I have been thinking and thinking about having another baby. At this point I will be 47 by the time I deliver, but there is some part of me that still thinks I have it in me for one more go round. I don't know if I am being hopeful or delusional. They told me I had less than a 6% chance when I was 41 and I conceived at almost 44 without their help. This time they told me less than 1% - sometimes I feel like all I need to hear is "impossible" to make it my motivation.
Years before ever getting pregnant I'd go to the gym and people would ask why I was going so often (back when I went alot) and I'd say "One day I'm going to be pregnant and have a baby and will need to be in shape." They'd ask "Are you married yet? " - my response "Nope", "Are you pregnant yet?," same response - "Nope." But I knew in my soul that both would be true statements and persisted.
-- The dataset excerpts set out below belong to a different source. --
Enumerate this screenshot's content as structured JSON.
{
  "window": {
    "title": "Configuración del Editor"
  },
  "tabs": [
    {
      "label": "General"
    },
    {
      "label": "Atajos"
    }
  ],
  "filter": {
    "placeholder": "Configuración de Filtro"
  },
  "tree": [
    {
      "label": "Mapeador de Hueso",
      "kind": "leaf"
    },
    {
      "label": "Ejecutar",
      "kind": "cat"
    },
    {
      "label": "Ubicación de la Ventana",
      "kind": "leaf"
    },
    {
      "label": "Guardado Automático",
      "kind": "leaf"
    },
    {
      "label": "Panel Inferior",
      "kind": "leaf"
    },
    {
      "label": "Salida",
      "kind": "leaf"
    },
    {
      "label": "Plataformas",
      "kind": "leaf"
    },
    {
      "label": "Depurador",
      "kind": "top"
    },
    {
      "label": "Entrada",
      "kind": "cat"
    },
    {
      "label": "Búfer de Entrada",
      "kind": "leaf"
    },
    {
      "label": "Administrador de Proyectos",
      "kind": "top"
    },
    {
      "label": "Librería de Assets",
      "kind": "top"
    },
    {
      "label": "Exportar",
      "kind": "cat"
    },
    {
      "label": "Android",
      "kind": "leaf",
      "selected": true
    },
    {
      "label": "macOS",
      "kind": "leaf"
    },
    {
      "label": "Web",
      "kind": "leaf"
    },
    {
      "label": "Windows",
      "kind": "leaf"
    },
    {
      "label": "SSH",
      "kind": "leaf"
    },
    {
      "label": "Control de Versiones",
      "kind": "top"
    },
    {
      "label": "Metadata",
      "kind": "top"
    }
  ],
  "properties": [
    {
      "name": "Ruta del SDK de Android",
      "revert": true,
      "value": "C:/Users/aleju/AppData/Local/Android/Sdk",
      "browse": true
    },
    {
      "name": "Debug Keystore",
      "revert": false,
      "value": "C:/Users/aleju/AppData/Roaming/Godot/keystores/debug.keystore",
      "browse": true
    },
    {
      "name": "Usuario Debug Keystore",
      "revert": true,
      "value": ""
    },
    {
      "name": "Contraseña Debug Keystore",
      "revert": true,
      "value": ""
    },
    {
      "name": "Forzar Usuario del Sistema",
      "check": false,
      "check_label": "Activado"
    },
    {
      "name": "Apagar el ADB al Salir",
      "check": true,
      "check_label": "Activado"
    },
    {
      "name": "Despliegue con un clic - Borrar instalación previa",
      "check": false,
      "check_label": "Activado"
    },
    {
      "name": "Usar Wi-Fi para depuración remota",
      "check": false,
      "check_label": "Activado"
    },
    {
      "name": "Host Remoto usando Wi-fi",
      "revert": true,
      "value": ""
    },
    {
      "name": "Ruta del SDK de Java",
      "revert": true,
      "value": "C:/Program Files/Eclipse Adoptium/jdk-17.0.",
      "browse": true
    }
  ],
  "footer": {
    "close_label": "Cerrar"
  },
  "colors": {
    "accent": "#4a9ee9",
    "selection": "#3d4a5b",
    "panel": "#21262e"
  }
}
Now here I am with everything I ever wanted and knew I could have, and I'm asking myself if I am now being selfish. One doctor flat out told me I was lucky to have the healthy ONE at my age and I'd be crazy to tempt fate again, then proceeded to tell me about her nightmares raising her child and other nightmares of friends who adopted. Did I say she is a FORMER doctor?! She was off-putting yes, but it did make me think - am I not being grateful; am I taking what I have accomplished for granted, am I selfish? At times I feel like I am pushing God to do what I want and at other times I feel ashamed for not recognizing that with Him ALL things are possible.
I grew up with a sister who I am extremely close to and I always imagined having children who would have that same bond. I was never one of those "I need to get married so I can have children;" as a matter of fact, for me, children were not an option unless I was married. Yet once I got on board, I wanted the full works - at least two kids; maybe even three. Even knowing with each year my chances of conceiving on my own were decreasing, I never imagined that I could not have at least two.
Over the next few months I will have some big decisions to make. We're going to give it another shot; but in three months time, if nothing happens, I am going to let go of the option of conceiving and look at other alternatives.